The family residence often is one of the most valuable assets in a person’s estate. Despite recent price declines in numerous markets, many people own homes worth far more than they paid for them. The residence often accounts for a significant portion of a person’s net worth.
The personal residence can create both estate tax and estate planning problems. As a significant portion of the estate, the home could be subject to estate taxes. Since a person needs a place to live, it is difficult to give away the home or take moves that can reduce estate taxes on other assets. The estate planning problem is that heirs frequently disagree over what to do with the family residence. Some want to sell; some want to move into the home; others want it to stay in the family and be shared in some way.
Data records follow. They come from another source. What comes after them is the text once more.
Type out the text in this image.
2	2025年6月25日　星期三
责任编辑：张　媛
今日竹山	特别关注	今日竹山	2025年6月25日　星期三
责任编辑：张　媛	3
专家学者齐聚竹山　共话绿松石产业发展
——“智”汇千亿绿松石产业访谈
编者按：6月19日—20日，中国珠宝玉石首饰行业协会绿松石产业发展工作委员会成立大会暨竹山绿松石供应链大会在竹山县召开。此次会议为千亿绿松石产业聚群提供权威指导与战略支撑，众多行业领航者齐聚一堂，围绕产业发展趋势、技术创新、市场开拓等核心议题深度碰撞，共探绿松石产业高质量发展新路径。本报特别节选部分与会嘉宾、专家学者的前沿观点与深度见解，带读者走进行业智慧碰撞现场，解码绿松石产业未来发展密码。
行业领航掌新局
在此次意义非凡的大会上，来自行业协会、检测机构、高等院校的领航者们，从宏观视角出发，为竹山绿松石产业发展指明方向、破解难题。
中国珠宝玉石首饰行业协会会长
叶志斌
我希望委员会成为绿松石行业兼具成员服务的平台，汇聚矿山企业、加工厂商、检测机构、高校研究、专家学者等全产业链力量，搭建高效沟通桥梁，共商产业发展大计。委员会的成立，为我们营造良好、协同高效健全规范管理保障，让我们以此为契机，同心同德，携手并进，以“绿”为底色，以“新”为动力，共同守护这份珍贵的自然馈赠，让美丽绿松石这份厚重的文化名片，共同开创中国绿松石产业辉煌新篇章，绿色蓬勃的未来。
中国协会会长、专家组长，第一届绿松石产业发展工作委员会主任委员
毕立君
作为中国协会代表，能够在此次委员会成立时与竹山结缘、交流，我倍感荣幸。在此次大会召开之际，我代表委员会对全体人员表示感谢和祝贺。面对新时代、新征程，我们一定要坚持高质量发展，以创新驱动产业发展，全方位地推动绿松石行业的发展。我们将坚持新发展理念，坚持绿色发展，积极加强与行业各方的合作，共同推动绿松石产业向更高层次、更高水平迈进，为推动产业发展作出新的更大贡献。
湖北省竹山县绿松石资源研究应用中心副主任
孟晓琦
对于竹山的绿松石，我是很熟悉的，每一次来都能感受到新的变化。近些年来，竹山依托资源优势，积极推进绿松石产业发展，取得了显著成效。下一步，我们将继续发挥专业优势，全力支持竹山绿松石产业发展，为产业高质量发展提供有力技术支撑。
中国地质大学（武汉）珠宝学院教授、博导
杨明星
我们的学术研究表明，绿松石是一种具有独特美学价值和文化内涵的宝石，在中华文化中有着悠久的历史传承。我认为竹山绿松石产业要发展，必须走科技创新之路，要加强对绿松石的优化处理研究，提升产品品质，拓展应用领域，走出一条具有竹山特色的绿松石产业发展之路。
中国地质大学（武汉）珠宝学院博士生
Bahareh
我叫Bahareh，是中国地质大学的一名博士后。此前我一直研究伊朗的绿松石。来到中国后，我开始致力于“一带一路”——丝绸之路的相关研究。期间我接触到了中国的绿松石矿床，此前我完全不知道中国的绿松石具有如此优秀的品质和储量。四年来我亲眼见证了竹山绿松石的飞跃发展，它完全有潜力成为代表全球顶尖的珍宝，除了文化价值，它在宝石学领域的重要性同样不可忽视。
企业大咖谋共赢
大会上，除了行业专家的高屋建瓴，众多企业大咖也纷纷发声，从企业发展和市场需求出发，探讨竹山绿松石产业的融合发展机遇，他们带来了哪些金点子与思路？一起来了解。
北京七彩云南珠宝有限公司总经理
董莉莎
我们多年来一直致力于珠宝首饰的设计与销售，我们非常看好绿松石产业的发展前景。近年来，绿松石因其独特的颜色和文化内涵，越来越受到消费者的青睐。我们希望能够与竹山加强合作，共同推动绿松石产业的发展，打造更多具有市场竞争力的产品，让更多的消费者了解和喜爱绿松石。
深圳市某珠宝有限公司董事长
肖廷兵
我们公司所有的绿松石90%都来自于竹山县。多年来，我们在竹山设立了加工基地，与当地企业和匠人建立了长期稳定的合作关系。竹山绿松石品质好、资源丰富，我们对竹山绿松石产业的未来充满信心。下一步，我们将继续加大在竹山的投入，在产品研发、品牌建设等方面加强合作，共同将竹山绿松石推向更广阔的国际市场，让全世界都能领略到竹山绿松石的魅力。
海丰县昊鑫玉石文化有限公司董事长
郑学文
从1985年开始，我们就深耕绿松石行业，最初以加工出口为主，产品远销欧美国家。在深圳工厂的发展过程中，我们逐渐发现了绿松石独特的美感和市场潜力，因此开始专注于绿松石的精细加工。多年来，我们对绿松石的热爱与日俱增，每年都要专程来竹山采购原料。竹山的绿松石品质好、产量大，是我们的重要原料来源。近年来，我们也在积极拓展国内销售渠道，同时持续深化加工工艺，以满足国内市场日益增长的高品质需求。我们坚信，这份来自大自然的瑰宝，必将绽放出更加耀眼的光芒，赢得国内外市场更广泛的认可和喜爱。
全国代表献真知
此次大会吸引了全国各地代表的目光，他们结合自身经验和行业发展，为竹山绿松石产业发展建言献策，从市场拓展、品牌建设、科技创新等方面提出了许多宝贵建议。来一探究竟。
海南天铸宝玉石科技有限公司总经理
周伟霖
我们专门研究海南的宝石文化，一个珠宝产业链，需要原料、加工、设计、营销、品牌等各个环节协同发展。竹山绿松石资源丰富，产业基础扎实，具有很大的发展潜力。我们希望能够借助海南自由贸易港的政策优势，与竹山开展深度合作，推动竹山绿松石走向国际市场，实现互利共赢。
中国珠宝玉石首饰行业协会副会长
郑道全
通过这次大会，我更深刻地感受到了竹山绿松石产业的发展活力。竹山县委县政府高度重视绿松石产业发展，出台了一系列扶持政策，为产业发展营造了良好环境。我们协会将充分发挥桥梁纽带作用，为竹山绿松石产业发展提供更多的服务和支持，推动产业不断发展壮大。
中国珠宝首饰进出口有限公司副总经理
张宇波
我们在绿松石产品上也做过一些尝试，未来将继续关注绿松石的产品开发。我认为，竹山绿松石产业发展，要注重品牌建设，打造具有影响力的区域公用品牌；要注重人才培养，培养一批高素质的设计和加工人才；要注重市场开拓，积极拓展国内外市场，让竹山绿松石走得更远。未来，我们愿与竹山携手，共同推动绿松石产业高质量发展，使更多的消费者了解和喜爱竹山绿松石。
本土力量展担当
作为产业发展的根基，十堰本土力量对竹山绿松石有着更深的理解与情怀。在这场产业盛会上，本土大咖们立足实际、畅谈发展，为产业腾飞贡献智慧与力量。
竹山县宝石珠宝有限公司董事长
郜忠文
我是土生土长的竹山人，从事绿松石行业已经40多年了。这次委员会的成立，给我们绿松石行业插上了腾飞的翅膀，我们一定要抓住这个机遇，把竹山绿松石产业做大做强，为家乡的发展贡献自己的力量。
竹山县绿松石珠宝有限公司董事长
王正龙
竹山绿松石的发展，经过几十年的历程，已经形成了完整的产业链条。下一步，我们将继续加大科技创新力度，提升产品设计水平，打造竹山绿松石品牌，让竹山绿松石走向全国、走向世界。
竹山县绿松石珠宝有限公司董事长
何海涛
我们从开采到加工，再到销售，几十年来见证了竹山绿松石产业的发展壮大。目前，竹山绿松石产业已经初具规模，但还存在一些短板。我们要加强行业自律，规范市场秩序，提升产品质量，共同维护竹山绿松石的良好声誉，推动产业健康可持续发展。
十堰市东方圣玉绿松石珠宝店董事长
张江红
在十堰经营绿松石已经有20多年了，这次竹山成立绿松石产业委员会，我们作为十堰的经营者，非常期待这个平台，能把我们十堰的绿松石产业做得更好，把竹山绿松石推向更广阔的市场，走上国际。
Often these problems can be solved with the qualified personal residence trust (QPRT).
The concept is simple. You create an Irrevocable Trust and name the beneficiaries, who usually are your children. The home is transferred to the trust. A provision of the trust is that you retain the right to live in the home and treat it as your own for a period of years. After the period has passed, the trust takes full title. When you drafted the trust, you might provide that the trust continues and manages the home, or you can state that title is transferred to the beneficiaries. You can decide if the beneficiaries receive equal or unequal ownership and set some rules or guidelines about how the home is to be shared or sold.
The benefit of the QPRT is that once the period of years has passed, the home is out of your estate. All the appreciation that occurred after you bought the house will avoid estate taxes.
The price for this advantage could be gift taxes. When you transfer the home to the trust, the home’s value is divided into two portions. One is the present value of your right to live in the home for the period of years; the other portion is the present value of the beneficiaries’ right to receive the home after the period of years. This second portion is subject to gift taxes. IRS tables that use current interest rates, the period of time you will live in the home, and the value of the home to determine the value subject to gift taxes.
For example, suppose a married couple, ages 62 and 60, transfers a $500,000 home to a QPRT. If their period in the home is reserved at five years, the taxable amount is around $346,664. If the period is 15 years, the taxable amount is about $116,642. (The actual numbers vary as interest rates change.) There might not be any gift tax due if the owners have not used up their $1 million lifetime gift tax exclusions, but that will limit other opportunities to make tax-free lifetime gifts. The owners avoid estate taxes on the entire future value of the home by paying gift taxes on part of today’s value.
You can see that the longer the period the owners have rights to the home, the lower the gift tax. The trade off is that if the owners die during that period, the entire value of the home is included in their estates. Setting up the QPRT would have provided no tax benefit.
One recommendation is to set the term to coincide with when the owner is likely to move anyway, either to retire, downsize, or enter an independent living facility. Another recommendation is to buy a term insurance policy covering the length of the period if the owner qualifies for life insurance. In the event of premature death, the insurance covers the estate taxes.
What if the period expires and you desire to remain in the home? There are several options at that point. Keep in mind that the trust or the beneficiaries are the legal owners of the home and everyone must act accordingly.
Most frequently, the parents stay in the home and pay fair market rent to the trust or the children. Another option is to buy the home back from the trust or the beneficiaries. This gets some cash or other assets out of the estate but puts the home back in. A purchase also might result in capital gains taxes to the children. In addition, the IRS is suspicious of the re-purchases and will examine all details of the transactions closely, including whether fair market value was paid for the home.
More information on QPRTs and other aspects of estate planning can be found in Estate Planning Made Easy by David T. Phillips and Bill S. Wolfkiel, available on amazon.com.
The QPRT can be used for any residence that has kitchen, toilet, and sleeping facilities. This includes vacation homes, RVs, and boats. You will need an estate tax expert to structure the details of the QPRT.